Dodge Viper: arrivederci bolide americano

Dopo 18 anni, ecco a Detroit l’ultima Viper. Arricchirà il parco di 40 esemplari di un ricco texano. La sua erede è attesa per il 2012

Dodge Viper: arrivederci bolide americano

di Francesco Giorgi

05 luglio 2010

Dopo 18 anni, ecco a Detroit l’ultima Viper. Arricchirà il parco di 40 esemplari di un ricco texano. La sua erede è attesa per il 2012

E’ calato il sipario su una delle icone dell’automobilismo a stelle e strisce. Dopo 18 anni di produzione, ieri, dalle linee di montaggio dedicate di Detroit battezzate in maniera efficace “Snake Pit” (la “Tana del serpente”), è uscita l’ultima Dodge Viper SRT10. Come annunciato dalla stessa Chrysler nei mesi scorsi, il destino della supercar che ha segnato un’epoca era già scritto: sarebbe stata tolta di produzione a luglio. E così è stato.

Una breve cerimonia, alla quale ha partecipato una rappresentanza di 400 proprietari di altrettanti esemplari.

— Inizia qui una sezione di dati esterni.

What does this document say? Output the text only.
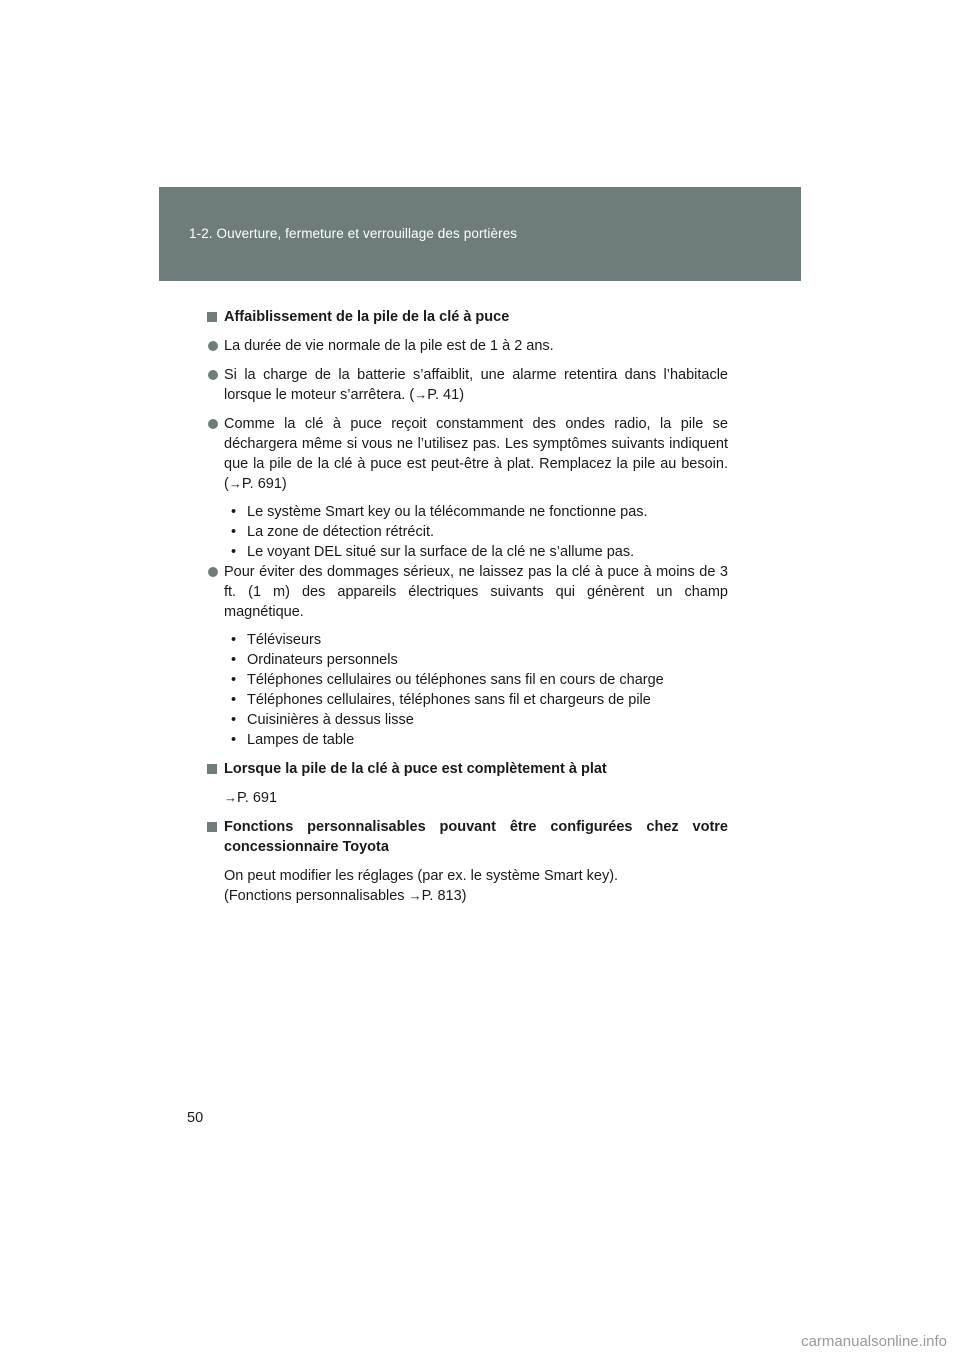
1-2. Ouverture, fermeture et verrouillage des portières
Affaiblissement de la pile de la clé à puce
La durée de vie normale de la pile est de 1 à 2 ans.
Si la charge de la batterie s’affaiblit, une alarme retentira dans l’habitacle lorsque le moteur s’arrêtera. (→P. 41)
Comme la clé à puce reçoit constamment des ondes radio, la pile se déchargera même si vous ne l’utilisez pas. Les symptômes suivants indiquent que la pile de la clé à puce est peut-être à plat. Remplacez la pile au besoin. (→P. 691)
• Le système Smart key ou la télécommande ne fonctionne pas.
• La zone de détection rétrécit.
• Le voyant DEL situé sur la surface de la clé ne s’allume pas.
Pour éviter des dommages sérieux, ne laissez pas la clé à puce à moins de 3 ft. (1 m) des appareils électriques suivants qui génèrent un champ magnétique.
• Téléviseurs
• Ordinateurs personnels
• Téléphones cellulaires ou téléphones sans fil en cours de charge
• Téléphones cellulaires, téléphones sans fil et chargeurs de pile
• Cuisinières à dessus lisse
• Lampes de table
Lorsque la pile de la clé à puce est complètement à plat
→P. 691
Fonctions personnalisables pouvant être configurées chez votre concessionnaire Toyota
On peut modifier les réglages (par ex. le système Smart key).
(Fonctions personnalisables →P. 813)
50
carmanualsonline.info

L’amministratore delegato Dodge, Ralph Gilles, ha salutato la delibera dell’ultima Viper, dipinta in un aggressivo color oro antico metallizzato.

Inevitabile, per la Viper dell’addio, un destino adeguato all’importanza dell’esemplare: andrà, infatti, ad arricchire il parco auto di D’Ann Rauh, un facoltoso appassionato texano che possiede nel proprio garage la bellezza di 40 Viper: la più vasta collezione di questo modello al mondo.

La Dodge Viper, che in Europa (eccetto che in Germania) nella sua prima serie (1992 – 2002) veniva venduta con il marchio Chrysler, va in pensione… una volta superata la maggiore età. Venne fatta, infatti, sviluppare a cavallo fra gli anni ’80 e ’90 dall’allora numero uno della Chrysler Bob Lutz. All’inizio doveva essere un “giocattolo” per pochi ricchi, ma il successo ottenuto nei suoi anni di produzione (aiutato anche dai numerosi risultati sportivi) ne hanno reso una icona del motorismo “duro e puro” made in USA. [!BANNER]

L’addio alla Viper, in ogni caso, era segnato da tempo. Già nel 2009, al momento della caduta di Chrysler verso la bancarotta, i vertici dell’azienda erano intenzionati a liberarsene. Sotto l’amministrazione Fiat, poi, era stato deciso di prorogarne la vita commerciale ancora per un anno.

Le ultime versioni prodotte, le serie speciali 1:33 Edition, VooDoo e ACR-X, sono state sviluppate come declinazioni estreme della GT di Detroit. Adesso, per la Chrysler, è tempo di pensare alla sua erede. Se, nel prossimo futuro, saranno confermate le voci dei mesi scorsi, la Viper del nuovo corso targato Fiat è attesa per il 2012.